The Homo Economicus is “The Body” of the Agent

The model of the decision-making agent known as homo economicus is a trivial truth, but not a misconception. All agents are supposed to maximize the utility of their resources – that is true in every geography and in every age. But because it is a tautology, it is a mistake to give to the deductions brought about from this sole model the value of a description of a particular reality. As Wittgenstein had pointed out in his Tractatus, the tautologies do not convey any relevant information of any particular world, but of every possible world. The error consists on qualifying a common note to every possible situation as a distinctive characteristic of a particular set of events. To say that every agent acts to maximize his utility is true, but to state that this observation tells us something of a particular world that distinguishes it from every other possible world is the most extended misconception about the use of the model of the rational agent.

In another post, I mentioned the importance of having a body in order to develop a personal identity. In the same line as Hayek’s Sensory Order, the body enables us with the most elementary system of classification that makes our perceptions possible, or – to express it in a more radical empiricist strain – that brings the experience to happen. Upon this system of classification will sediment more abstract layers, or degrees, of systems of classification. Our knowledge is expressed at a level of abstraction that our mind can handle, whereas the law, the market, and the language are examples of phenomena that might achieve increasing degrees of complexity that mark blurred boundaries to our knowledge. The former are named “simple phenomena” and the latter “complex phenomena” in the Hayekian terminology. Our personal identity is continuously developing on that stratus set between the simple and the complex phenomena.

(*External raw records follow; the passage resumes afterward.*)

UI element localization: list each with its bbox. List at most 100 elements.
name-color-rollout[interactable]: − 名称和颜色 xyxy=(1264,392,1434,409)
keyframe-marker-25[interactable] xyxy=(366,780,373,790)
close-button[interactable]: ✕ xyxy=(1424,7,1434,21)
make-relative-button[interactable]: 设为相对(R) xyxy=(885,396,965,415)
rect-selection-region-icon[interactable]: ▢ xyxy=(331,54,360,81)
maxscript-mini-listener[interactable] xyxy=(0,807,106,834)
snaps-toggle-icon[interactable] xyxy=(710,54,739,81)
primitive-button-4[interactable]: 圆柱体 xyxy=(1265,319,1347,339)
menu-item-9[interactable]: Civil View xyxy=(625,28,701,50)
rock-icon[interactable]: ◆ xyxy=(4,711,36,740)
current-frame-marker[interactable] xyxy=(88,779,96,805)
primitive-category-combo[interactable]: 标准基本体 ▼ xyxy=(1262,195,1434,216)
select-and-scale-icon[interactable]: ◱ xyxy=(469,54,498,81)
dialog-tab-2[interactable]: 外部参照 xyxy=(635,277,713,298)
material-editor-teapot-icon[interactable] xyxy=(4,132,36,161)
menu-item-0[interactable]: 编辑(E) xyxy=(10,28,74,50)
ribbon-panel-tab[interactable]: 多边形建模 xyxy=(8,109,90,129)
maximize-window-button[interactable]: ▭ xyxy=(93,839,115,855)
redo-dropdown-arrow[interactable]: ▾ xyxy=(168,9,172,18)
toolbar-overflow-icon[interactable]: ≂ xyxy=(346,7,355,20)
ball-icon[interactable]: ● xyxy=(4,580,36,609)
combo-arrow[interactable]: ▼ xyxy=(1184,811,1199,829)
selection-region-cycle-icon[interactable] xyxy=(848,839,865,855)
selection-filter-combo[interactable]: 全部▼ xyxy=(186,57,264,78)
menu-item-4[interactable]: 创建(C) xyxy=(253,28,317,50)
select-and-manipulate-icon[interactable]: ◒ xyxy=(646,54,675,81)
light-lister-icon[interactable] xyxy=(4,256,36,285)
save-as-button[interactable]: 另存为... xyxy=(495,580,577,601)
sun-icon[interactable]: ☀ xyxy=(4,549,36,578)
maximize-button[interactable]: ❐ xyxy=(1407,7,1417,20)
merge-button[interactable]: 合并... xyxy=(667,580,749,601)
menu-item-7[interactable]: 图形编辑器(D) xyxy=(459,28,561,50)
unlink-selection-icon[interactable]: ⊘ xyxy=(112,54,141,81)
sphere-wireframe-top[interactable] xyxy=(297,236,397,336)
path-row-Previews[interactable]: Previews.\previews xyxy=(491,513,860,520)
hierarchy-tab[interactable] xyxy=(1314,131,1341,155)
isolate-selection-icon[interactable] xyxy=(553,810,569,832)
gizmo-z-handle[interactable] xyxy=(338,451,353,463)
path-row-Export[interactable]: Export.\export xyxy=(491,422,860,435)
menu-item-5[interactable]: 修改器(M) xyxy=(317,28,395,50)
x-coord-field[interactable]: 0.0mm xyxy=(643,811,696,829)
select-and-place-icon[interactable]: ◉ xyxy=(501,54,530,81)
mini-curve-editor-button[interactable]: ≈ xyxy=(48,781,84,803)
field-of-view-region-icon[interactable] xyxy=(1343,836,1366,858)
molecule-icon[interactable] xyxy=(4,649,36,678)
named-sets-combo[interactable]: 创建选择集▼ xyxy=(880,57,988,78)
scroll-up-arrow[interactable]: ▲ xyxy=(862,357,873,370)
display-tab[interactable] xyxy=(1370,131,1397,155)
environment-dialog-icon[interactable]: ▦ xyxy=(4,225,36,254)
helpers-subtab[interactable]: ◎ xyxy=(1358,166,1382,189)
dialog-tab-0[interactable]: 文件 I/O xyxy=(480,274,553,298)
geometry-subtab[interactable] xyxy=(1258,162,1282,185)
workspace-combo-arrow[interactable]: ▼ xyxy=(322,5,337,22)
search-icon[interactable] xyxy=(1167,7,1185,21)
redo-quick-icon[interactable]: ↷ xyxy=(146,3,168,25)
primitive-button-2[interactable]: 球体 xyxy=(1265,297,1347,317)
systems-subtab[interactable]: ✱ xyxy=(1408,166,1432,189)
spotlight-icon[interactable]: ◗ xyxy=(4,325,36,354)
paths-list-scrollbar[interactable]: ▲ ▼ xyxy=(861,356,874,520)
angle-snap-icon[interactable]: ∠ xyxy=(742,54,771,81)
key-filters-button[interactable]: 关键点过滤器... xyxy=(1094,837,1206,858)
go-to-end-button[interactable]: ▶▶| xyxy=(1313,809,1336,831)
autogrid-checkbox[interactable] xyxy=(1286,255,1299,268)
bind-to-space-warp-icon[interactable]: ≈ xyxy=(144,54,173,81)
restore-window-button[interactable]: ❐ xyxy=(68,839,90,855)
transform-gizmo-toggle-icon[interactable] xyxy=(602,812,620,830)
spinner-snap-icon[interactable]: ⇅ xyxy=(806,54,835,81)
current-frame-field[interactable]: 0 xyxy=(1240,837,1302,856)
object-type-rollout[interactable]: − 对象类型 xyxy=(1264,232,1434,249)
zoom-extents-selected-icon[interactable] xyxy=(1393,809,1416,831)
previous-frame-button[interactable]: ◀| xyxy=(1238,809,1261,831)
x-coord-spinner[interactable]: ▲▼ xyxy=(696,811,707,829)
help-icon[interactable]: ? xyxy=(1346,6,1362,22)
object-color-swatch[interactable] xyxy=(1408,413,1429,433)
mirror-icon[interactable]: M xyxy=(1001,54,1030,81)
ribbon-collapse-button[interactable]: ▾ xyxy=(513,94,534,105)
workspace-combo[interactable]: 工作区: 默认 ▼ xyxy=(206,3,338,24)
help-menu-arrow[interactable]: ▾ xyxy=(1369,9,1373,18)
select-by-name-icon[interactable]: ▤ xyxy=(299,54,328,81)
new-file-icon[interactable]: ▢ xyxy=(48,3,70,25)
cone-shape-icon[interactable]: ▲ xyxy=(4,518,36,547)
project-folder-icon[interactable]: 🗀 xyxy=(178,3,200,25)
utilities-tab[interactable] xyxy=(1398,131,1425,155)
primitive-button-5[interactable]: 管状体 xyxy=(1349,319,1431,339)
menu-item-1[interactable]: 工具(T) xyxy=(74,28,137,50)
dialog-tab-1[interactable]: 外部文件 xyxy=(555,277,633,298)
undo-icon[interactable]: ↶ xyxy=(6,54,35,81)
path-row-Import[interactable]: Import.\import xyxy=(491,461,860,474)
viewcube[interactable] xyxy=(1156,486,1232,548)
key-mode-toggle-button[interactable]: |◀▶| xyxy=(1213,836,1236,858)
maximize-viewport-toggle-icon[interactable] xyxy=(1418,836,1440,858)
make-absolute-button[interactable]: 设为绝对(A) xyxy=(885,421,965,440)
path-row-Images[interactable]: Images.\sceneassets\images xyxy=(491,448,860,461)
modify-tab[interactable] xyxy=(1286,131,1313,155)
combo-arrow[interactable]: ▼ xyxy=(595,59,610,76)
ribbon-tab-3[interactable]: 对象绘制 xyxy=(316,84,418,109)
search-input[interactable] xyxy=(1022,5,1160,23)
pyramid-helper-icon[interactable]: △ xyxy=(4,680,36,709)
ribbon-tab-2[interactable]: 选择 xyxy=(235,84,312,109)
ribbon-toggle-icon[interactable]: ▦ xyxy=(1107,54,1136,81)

In this sense, we need the conclusions brought about by the rational agent model as the stem upon which lay further strata of increasingly complex analysis. Paradoxically, the more particular the social reality we seek to describe, the more abstract has to be our layer of analysis. Notwithstanding, it would be impossible to us to conceive any image of the social experience if we lack of the fixed point of the rational agent model.

Max Weber’s ideal types could be interpreted as instances of social arrangements based on the rational agent model, which incorporate particular – and abstract – characteristics depending on the historical circumstances under scrutiny. At the bottom of both adventurous capitalism and traditional society, beneath successive strata of different social and institutional designs, we will find an agent who maximizes utility. Perhaps that is why the term “rational capitalism” is so controversial. If rationality concerns subjective reason, then rational capitalism encloses a circular definition.

In this line of ideas, I hope this quick reflection might shed some light upon the old discussion about instrumental rationality and substantive reason. Since the instrumental rationality is common to every possible world, we might look for the substantive reason that gives order to this actual world in the increasing layers of complexity that reach degrees of abstraction that are superior to the subjective reason. Although that does not mean that we will ever be able to find it.